23 de jan. de 2011

Cantando pela serra do luar

Ferreira Gullar
NA ABERTURA da exposição comemorativa de meus 80 anos, no Museu Nacional de Belas Artes, no Rio, fui surpreendido por um coral de jovens estudantes que, postado na escadaria, à entrada do museu, começou a cantar "O Trenzinho do Caipira". Após o primeiro momento de espanto, passei a cantar com eles, baixinho, claro, pois não desejava ser ouvido; é que não resisti ao impulso de participar daquele momento.
    Não havia ali, a meu ver, um homenageado e, sim, uma encantada confraternização.
    Mas, por incrível que pareça, enquanto cantava e me confundia com as demais pessoas ali presentes, veio-me uma constatação: a do contraste entre aquele momento e o outro, distante 40 anos, quando pus letra na tocata da "Bachiana nº 2", de Villa-Lobos.
    Muita gente conhece a história do "Poema Sujo", escrito por mim em Buenos Aires, em 1975, mas o que constatei, de súbito, nesse momento de confraternização, foi o contraste entre a alegria de agora e o desamparo em que me encontrava naquele apartamento da avenida Honorio Pueyrredón, certo de que o mundo desabava sobre minha cabeça.
    Não pretendo me valer desse pretexto para falar de mim mesmo ou do "Poema Sujo", de que a letra do "Trenzinho" é parte. Não é isso. A surpresa me arrebatou, ali, à entrada do museu, diante daqueles meninos e meninas que o cantavam, reacendendo, inesperadamente, em mim, a manhã de maio de 1975, quando, como quem faz a última coisa possível, escrevia aquele poema que, mal sabia eu, iria tornar-se o mais conhecido e traduzido dentre os tantos que escrevi na vida.
    Assim foi que, subitamente, estou de volta àquele momento. Estou desgastado e ferido pelos anos de exílio, pelas perdas, pelas decepções e derrotas. A família, os amigos, o Rio de Janeiro, com suas praias e montanhas lilases, estão fora de meu alcance, e não me conformo com isso. É que, então, ali, era apenas um poeta às voltas com um poema que inventava -a única alegria possível.
    Agora, em 2010, diante do coral, no hall de entrada do MNBA, o tempo se abre como um abismo e me suga e me atira, outra vez, para 40 anos atrás, naquele instante esvaído no curso da vida, mas que a cantiga do coral me traz de volta, sem que ninguém ali o perceba, cantando que estão ou encantados com o canto, senão eu que, não obstante, continuo a cantar com eles.
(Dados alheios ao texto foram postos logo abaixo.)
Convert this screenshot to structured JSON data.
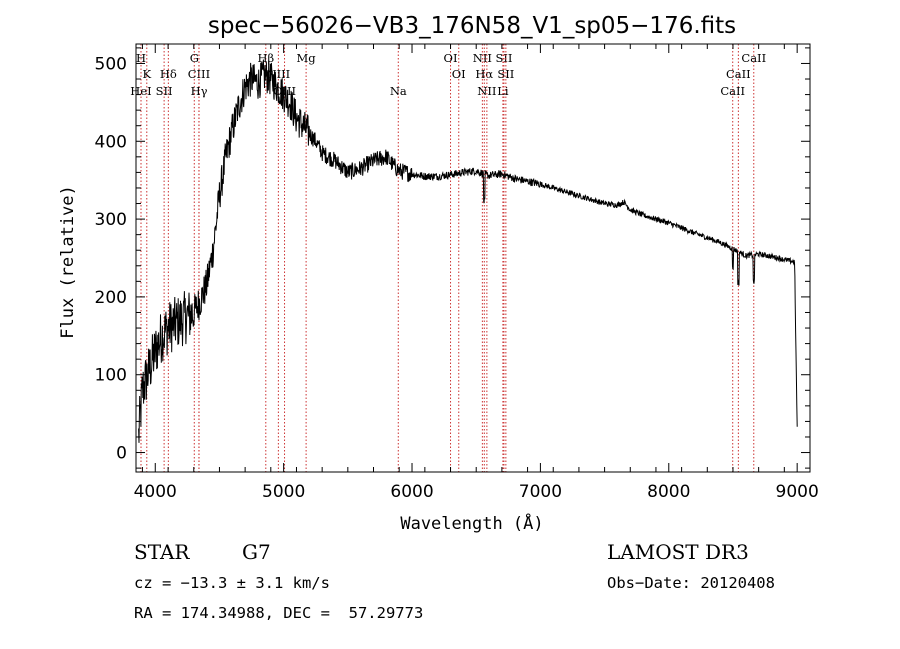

    O presente é canto vibrante mas, dentro dele, estou eu-outrora, diante da máquina de escrever Lettera 22, inventando o "Poema Sujo". E é nesse momento do poema, quando lembro das viagens de trem que fazia com meu pai, que a "Bachiana nº 2" invade o quarto (a "Bachiana" que, quando ouvi pela primeira vez, me fez lembrar daquelas viagens e que agora, ao contrário, vem trazida pela lembrança delas). E a letra que, durante 20 anos, tentara escrever, sem o conseguir, escrevo-a então em menos de 20 minutos:
"Lá vai o trem com o menino
Lá vai a vida a rodar
Lá vai ciranda e destino
Cidade e noite a girar."
    A mesma letra que ouço agora na voz dos garotos, nesse começo de noite em dezembro de 2010. Sim, a mesma, mas outra, pois a que ouvia, escrevendo-a, era quase silêncio, murmúrio que se juntava à melodia de Villa-Lobos tocando na vitrola. E me pergunto, agora, quando escrevo esta crônica, de que afinal somos feitos, se de matéria ou de memória. Mas, veja bem, memória não é passado? Ou não é? Tendo a pensar, fora da lógica aparente, que tudo é presente, todo o vivido, só que, em geral, estamos ocupados demais com o agora para nos darmos conta disso.
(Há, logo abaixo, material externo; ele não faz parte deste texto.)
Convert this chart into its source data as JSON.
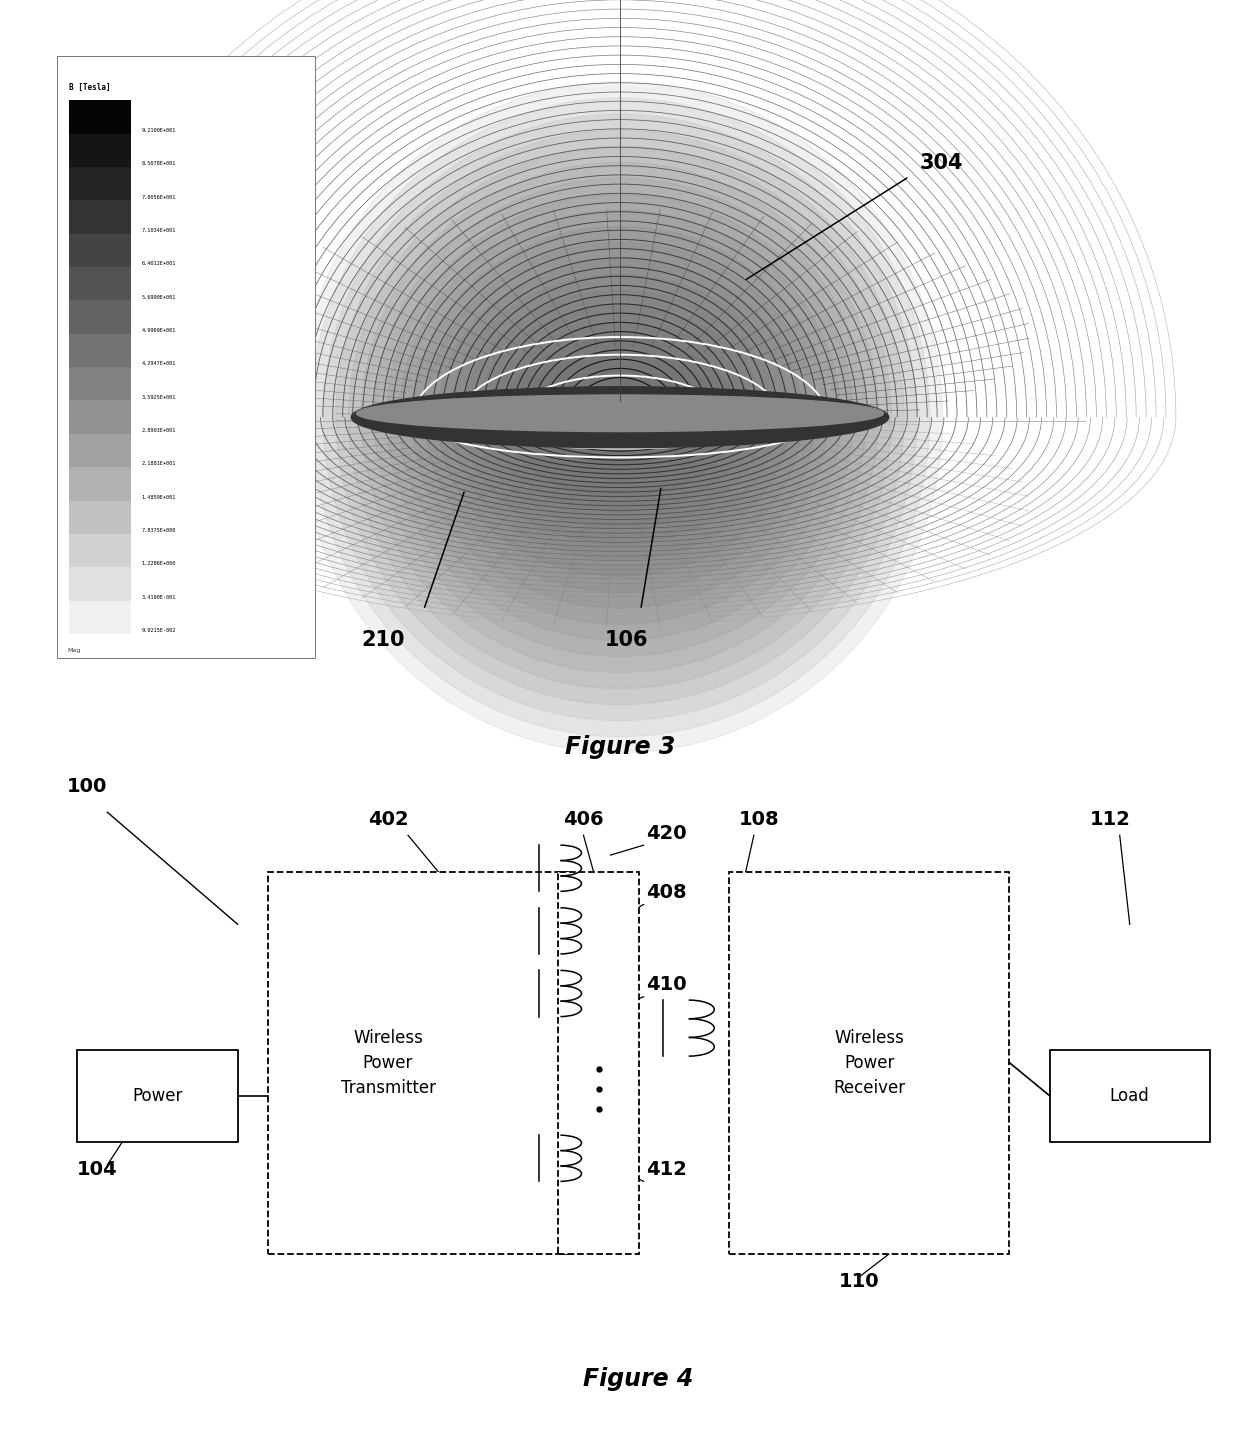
{
  "fig3_title": "Figure 3",
  "fig4_title": "Figure 4",
  "label_304": "304",
  "label_210": "210",
  "label_106": "106",
  "label_100": "100",
  "label_104": "104",
  "label_402": "402",
  "label_406": "406",
  "label_408": "408",
  "label_410": "410",
  "label_412": "412",
  "label_420": "420",
  "label_108": "108",
  "label_110": "110",
  "label_112": "112",
  "power_text": "Power",
  "wpt_text": "Wireless\nPower\nTransmitter",
  "wpr_text": "Wireless\nPower\nReceiver",
  "load_text": "Load",
  "colorbar_title": "B [Tesla]",
  "cb_values": [
    "9.2100E+001",
    "8.5078E+001",
    "7.8056E+001",
    "7.1034E+001",
    "6.4012E+001",
    "5.6990E+001",
    "4.9969E+001",
    "4.2947E+001",
    "3.5925E+001",
    "2.8903E+001",
    "2.1881E+001",
    "1.4859E+001",
    "7.8375E+000",
    "1.2286E+000",
    "3.4190E-001",
    "9.9215E-002"
  ],
  "bg_color": "#ffffff",
  "line_color": "#000000"
}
    De qualquer modo, não poderia nunca imaginar, naquela manhã distante, que aquele murmúrio se tornaria canção, que aqueles versos um dia seriam um canto público na voz de meninos e meninas do meu país, décadas depois, numa noite de alegria e comemoração, quando o que foi sofrimento e desespero se apagou para sempre, pois a própria vida, na sua alquimia, os mudou em festa.
"Lá vai o trem sem destino
Pro dia novo encontrar
Cantando vai pela terra, vai pela serra, vai pelo mar."